Islam and the West No Comments

By Dalwhinnie

We grew up in the shadow of nuclear war, and it nearly makes me erase that sentence it sounds so dramatic, false, and trivial. The Soviet Union, a militantly hostile state, whose goal was the overthrow of the capitalist system, and which held Eastern Europe in its prison-like embrace, and which subsidized revolution the world, lasted until 1989. The communists did not lack for mouthpieces within western liberal societies, at every level, and we spent a good deal of time in university having to take Karl Marx in large doses. Marxists seized microphones at the Student Union and, with their spokesmen telling us there was no free speech in a capitalist university, their thugs prevented any further discussion. Such were the late sixties and early seventies.
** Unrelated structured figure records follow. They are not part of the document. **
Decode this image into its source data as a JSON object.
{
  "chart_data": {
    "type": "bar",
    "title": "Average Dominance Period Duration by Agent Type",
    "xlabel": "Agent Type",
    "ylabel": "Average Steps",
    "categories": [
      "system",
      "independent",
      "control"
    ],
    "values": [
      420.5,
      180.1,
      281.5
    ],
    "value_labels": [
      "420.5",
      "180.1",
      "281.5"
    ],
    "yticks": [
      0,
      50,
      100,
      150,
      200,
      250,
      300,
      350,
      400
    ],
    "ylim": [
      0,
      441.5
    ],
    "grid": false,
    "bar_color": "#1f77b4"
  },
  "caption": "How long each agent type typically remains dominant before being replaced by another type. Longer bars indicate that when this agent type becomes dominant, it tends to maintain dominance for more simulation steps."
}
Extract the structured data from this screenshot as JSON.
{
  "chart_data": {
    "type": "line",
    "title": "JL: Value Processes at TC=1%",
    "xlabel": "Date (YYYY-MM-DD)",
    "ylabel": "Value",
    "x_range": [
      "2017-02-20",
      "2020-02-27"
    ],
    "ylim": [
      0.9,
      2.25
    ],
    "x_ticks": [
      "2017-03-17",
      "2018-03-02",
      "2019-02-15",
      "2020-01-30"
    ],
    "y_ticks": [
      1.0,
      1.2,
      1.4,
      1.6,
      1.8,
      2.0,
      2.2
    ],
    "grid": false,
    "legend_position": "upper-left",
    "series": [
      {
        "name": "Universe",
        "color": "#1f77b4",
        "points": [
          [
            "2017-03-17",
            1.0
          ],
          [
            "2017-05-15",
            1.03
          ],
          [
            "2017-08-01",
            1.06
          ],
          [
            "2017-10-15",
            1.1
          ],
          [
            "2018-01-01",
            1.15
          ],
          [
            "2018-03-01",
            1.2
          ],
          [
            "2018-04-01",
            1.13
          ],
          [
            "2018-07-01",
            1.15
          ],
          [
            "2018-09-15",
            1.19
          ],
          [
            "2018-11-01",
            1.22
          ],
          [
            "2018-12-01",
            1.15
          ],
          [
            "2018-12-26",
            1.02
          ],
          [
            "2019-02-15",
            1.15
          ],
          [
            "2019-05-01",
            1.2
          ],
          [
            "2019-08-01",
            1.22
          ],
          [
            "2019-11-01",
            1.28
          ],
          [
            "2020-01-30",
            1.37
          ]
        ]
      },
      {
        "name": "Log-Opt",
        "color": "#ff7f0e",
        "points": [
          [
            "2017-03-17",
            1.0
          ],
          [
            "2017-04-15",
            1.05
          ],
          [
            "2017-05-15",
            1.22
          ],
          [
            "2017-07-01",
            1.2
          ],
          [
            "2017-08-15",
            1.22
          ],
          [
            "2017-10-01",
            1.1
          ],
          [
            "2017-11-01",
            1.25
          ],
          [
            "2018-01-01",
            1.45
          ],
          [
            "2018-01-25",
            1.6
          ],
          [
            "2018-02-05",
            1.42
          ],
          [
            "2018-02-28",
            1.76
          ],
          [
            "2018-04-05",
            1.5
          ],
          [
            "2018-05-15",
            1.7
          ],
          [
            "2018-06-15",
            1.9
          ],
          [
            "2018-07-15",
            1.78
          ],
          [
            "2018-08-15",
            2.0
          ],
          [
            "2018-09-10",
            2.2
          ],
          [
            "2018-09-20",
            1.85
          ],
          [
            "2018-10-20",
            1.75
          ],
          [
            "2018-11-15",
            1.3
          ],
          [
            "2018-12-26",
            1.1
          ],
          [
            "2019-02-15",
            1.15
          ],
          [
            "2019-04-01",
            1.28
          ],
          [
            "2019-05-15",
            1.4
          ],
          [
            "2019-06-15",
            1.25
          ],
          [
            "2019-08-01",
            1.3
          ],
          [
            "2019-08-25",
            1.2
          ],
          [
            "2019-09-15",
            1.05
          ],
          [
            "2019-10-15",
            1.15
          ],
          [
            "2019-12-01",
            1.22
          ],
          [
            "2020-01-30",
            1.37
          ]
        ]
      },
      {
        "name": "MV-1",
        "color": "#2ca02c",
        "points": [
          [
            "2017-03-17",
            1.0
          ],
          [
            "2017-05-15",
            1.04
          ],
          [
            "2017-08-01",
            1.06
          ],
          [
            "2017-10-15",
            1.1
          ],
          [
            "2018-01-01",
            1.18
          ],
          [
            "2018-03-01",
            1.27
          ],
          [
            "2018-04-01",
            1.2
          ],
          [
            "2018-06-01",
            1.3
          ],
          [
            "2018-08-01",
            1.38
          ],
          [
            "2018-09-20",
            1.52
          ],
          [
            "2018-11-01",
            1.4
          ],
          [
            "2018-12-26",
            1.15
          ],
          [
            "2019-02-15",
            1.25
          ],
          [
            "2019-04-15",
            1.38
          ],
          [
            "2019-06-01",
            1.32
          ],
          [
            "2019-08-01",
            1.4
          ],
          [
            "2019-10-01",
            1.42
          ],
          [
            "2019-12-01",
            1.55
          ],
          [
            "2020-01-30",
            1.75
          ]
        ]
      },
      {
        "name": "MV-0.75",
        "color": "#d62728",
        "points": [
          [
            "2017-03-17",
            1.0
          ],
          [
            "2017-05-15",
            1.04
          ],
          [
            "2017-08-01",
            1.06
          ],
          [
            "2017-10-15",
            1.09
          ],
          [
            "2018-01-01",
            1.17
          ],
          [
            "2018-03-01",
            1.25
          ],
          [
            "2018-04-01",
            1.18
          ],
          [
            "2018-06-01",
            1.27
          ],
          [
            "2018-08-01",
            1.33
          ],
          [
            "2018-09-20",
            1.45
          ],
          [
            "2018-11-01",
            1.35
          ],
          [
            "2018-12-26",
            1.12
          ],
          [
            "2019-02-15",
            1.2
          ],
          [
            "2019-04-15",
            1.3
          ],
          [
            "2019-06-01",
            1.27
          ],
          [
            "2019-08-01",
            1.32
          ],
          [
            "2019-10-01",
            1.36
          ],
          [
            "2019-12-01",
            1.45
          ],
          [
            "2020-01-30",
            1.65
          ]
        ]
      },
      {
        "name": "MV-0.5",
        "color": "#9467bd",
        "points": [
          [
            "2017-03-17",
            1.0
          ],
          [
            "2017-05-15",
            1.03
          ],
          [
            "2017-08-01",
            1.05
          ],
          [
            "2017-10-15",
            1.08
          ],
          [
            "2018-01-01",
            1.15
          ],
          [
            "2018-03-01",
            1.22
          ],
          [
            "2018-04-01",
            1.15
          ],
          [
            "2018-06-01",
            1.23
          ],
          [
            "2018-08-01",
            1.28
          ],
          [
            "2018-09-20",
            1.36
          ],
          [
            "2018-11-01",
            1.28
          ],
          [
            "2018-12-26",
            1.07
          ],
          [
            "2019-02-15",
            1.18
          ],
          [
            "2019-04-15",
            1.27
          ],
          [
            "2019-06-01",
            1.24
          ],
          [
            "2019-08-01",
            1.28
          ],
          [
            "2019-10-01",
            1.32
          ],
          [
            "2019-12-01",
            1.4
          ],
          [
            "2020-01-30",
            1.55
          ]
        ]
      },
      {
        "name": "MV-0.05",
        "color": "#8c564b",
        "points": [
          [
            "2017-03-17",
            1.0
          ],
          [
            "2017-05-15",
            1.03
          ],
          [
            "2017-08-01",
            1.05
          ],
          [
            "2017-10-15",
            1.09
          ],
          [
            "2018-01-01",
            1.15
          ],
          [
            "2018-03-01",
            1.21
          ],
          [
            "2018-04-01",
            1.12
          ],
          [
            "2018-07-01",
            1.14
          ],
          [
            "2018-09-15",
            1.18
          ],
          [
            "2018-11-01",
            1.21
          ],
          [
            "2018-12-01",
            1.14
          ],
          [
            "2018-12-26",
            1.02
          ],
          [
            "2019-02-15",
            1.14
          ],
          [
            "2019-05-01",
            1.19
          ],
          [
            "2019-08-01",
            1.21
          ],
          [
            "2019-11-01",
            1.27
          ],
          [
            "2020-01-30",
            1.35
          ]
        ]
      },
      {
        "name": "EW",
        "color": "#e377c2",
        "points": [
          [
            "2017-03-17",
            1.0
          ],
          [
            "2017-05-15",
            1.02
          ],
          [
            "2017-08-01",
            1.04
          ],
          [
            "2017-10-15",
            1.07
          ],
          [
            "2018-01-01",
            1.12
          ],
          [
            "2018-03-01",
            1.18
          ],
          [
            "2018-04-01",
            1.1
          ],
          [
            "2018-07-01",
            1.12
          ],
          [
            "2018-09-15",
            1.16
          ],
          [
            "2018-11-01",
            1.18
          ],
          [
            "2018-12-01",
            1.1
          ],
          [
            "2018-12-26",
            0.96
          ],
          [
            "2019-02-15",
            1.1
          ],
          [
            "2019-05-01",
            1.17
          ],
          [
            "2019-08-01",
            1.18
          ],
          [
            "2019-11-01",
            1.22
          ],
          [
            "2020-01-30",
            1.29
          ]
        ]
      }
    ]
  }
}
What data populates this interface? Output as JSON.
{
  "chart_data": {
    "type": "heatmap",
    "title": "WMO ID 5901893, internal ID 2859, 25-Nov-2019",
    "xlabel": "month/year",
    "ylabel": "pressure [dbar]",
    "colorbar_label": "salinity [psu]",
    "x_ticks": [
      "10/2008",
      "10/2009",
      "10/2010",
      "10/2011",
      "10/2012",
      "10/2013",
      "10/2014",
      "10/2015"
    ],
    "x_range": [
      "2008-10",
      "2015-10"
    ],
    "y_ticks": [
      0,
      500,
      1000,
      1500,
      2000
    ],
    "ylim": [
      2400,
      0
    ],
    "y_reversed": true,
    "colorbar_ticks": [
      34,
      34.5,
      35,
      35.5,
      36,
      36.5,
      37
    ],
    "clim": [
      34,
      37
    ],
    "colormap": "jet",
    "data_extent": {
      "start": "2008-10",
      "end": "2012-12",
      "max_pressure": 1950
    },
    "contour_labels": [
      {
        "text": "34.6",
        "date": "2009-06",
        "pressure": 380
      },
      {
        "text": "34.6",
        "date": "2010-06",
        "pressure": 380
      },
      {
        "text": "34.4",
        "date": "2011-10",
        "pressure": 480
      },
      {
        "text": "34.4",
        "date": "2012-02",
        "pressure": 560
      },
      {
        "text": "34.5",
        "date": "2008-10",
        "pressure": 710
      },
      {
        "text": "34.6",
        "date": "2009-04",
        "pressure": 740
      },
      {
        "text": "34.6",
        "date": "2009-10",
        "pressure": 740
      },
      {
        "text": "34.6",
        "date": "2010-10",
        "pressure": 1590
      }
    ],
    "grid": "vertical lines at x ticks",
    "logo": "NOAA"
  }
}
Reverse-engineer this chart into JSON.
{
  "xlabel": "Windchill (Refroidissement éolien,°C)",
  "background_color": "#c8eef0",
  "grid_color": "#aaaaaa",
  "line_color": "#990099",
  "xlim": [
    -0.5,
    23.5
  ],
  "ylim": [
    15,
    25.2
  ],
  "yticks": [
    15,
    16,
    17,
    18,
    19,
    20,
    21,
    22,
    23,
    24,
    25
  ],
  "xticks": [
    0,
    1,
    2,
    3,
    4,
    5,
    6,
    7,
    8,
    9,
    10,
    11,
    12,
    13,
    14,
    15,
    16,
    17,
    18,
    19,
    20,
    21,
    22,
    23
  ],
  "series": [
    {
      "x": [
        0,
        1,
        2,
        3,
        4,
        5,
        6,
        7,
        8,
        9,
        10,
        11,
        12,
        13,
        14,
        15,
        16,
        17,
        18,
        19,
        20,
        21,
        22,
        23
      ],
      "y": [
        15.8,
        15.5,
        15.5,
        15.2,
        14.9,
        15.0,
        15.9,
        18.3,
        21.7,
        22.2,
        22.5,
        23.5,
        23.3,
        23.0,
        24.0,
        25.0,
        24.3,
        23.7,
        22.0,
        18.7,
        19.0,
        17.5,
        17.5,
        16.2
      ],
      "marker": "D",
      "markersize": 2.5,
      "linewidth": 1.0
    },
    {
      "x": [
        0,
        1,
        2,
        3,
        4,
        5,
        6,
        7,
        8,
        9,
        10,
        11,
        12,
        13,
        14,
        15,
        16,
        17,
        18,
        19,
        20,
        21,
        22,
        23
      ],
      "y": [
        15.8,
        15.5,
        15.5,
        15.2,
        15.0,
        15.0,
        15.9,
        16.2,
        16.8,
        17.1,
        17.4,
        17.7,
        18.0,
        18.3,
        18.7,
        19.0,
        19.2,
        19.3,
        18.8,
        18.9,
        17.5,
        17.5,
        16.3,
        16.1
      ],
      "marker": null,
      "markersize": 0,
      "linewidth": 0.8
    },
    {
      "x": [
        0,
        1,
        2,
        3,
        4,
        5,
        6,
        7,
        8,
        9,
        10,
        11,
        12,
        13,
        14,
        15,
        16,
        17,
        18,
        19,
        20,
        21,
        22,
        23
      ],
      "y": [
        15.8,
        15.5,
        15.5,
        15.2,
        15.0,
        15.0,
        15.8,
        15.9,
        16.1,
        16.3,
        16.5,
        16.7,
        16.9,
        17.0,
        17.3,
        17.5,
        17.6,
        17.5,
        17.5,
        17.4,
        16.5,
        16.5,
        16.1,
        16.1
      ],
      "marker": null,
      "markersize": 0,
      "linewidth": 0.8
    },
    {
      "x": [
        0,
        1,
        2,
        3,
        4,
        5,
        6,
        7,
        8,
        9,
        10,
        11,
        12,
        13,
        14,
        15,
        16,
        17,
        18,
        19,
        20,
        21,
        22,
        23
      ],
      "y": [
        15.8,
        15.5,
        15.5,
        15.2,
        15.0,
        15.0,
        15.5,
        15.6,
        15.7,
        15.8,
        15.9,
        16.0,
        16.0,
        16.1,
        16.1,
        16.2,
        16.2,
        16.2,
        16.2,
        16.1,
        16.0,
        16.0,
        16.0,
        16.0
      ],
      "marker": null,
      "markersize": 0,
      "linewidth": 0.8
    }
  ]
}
President Jimmy Carter was colossally inept, and seemed to agree with our enemies that the United States was in inevitable decline. It was a very bad time for freedom, capitalism, and for liberal-democratic society. It took the election of Reagan and Thatcher, together with the Polish Pope, to reject the assumptions of decline and defeat. It was a crisis and we overcame it. The sudden collapse of the Soviet Union between 1987 and 1989 proved, more decisively than we could have imagined, that everything we had been saying about that place was true. Indeed, we had not had enough faith that the whole system of communism was built on lies at every level. I had thought that communism would decline for centuries, like the Ottoman Empire. I had heard of a Hungarian taxi-driver, when asked by a visitor about the political situation in 1985, simply say: “It’s over”, but we had no way of knowing that Communism would collapse so catastrophically. It reminded me of the fall of Sauron’s Tower, the Baradûr, in the final battle in Lord of the Rings. Everything built with the power of the One Ring (”one ring to rule them all, and in the darkness bind them”) turned to dust.